A careful physical examination of the woman is essential and should include abdominal and vaginal examination, and examination to determine the presence or absence of local lymphadenopathy. Although clinical examination has poor sensitivity in the detection of ovarian masses, its importance lies in the evaluation of mass tenderness, mobility, nodularity and ascites.
In the acute presentation with pain the diagnosis of accident to the ovarian cyst should be considered (torsion, rupture, haemorrhage).
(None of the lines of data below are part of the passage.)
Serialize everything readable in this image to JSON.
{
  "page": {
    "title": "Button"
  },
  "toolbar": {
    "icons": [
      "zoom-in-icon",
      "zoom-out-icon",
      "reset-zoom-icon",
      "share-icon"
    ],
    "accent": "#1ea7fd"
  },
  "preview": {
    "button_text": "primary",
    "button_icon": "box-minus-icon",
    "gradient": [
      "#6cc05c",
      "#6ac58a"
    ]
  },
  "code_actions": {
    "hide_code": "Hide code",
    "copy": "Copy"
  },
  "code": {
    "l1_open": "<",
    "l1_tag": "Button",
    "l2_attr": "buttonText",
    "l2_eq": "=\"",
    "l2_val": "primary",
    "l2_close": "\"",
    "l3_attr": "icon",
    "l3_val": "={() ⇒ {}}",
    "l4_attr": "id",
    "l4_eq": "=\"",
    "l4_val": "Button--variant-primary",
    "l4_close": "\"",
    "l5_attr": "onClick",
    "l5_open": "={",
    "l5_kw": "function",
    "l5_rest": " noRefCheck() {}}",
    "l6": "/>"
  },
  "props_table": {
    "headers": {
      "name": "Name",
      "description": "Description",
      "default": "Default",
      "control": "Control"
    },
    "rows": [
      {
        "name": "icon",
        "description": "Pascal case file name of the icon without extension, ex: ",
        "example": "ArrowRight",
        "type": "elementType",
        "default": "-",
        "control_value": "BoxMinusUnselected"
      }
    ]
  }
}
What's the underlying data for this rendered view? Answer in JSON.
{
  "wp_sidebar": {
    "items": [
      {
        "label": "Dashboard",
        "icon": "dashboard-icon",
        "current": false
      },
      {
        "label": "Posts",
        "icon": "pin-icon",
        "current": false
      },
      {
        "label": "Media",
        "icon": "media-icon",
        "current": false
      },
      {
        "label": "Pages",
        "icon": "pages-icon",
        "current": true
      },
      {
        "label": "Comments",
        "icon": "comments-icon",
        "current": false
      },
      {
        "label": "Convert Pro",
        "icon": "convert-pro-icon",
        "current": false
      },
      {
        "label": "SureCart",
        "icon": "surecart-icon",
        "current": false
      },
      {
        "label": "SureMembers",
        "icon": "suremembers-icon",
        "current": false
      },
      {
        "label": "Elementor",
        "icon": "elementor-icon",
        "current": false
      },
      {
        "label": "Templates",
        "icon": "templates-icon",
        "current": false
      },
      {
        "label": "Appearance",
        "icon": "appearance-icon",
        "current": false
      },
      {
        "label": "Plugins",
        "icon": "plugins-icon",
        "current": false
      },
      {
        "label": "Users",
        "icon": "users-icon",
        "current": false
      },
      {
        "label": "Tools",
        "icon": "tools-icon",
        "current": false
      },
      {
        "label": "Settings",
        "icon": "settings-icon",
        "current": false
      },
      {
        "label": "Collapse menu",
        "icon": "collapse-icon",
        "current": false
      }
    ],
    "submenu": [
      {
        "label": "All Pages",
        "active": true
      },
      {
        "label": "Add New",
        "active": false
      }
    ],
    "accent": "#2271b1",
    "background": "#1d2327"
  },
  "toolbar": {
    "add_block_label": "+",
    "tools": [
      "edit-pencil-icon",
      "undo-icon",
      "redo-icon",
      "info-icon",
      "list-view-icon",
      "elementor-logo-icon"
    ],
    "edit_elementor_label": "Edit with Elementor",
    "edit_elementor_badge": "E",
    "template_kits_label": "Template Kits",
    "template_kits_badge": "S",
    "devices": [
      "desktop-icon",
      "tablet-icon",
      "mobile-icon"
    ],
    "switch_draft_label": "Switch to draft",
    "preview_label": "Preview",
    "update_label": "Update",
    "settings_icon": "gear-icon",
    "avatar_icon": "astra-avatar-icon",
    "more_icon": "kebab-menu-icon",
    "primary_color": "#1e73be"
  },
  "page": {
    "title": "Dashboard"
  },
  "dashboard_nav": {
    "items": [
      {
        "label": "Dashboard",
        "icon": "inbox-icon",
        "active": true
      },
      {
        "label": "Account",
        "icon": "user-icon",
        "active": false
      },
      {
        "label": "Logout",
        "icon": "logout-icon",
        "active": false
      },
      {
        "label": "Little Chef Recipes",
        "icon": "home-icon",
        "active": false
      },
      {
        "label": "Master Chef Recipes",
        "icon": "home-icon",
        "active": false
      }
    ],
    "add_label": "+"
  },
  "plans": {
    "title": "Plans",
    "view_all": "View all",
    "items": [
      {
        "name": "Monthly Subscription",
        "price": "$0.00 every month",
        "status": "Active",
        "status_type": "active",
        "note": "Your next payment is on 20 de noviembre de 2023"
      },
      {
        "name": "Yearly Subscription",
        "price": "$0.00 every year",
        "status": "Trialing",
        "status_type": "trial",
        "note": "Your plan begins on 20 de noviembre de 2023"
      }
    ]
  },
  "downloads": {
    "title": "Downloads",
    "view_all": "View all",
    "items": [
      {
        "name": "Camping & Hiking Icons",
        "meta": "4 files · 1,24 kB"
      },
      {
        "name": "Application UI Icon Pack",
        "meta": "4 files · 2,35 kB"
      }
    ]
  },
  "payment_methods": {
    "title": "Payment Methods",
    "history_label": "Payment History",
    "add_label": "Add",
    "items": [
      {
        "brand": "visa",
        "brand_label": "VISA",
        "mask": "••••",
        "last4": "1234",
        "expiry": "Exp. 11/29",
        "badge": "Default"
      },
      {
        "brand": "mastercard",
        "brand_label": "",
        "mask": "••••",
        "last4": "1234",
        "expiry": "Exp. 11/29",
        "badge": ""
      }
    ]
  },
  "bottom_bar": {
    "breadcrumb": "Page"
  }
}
A pelvic ultrasound is the single most effective way of evaluating a pelvic mass with transvaginal ultrasonography being preferable due to its increased sensitivity over transabdominal ultrasound. Routine use of CT or MRI is not indicated but where clinical or ultrasound suspicion exists, refer to Guidelines for Imaging of Gynaecological Malignancy (West of Scotland Cancer Network Guideline). CT of the abdomen and pelvis should be performed for masses with RMI >200 or in those with RMI <200 where clinical or ultrasound suspicion exists. MRI pelvis / lower abdomen should be performed in those with a complex mass which is difficult to characterise clinically or on ultrasound, or in young women (<30yrs) with suspected malignant tumour or a complex pelvic mass.
- CA125 – a serum CA125 assay does not need to be undertaken in all premenopausal women when an ultrasonographic diagnosis of a simple ovarian cyst has been made, but should be performed in all other circumstances. However it must be recognised that it is unreliable in determining whether ovarian lesions are benign or malignant as CA125 is also raised in conditions such as fibroids, endometriosis, adenomyosis and pelvic infection. Note also that CA125 is primarily a marker for epithelial ovarian tumours but is only elevated in around 50% of early stage disease.
- LDH, αFP and hCG should be measured in all women under the age of 40 with a complex ovarian mass to exclude germ cell tumours.
- Calculate RMI – see below.
Calculation of the RMI
RMI combines three presurgical features: serum CA125 (CA125); menopausal status (M); and ultrasound score (U).
The RMI is a product of the ultrasound scan score, the menopausal status and the serum CA125 level (IU/ml) as follows: RMI = U x M x CA125
- The ultrasound result is scored 1 point for each of the following characteristics: multilocular cysts, solid areas, metastases, ascites and bilateral lesions. U = 0 (for an ultrasound score of 0), U=1 (for an ultrasound score of 1, U=3 (for an ultrasound score of 2-5).
- The menopausal status is scored as 1=premenopausal and 3=postmenopausal.
- Postmenopausal can be defined as women who have not had a period for more than one year or women over the age of 50 who have had a hysterectomy.
- Serum CA125 is measured in IU/ml and can vary between zero to hundreds or even thousands of units.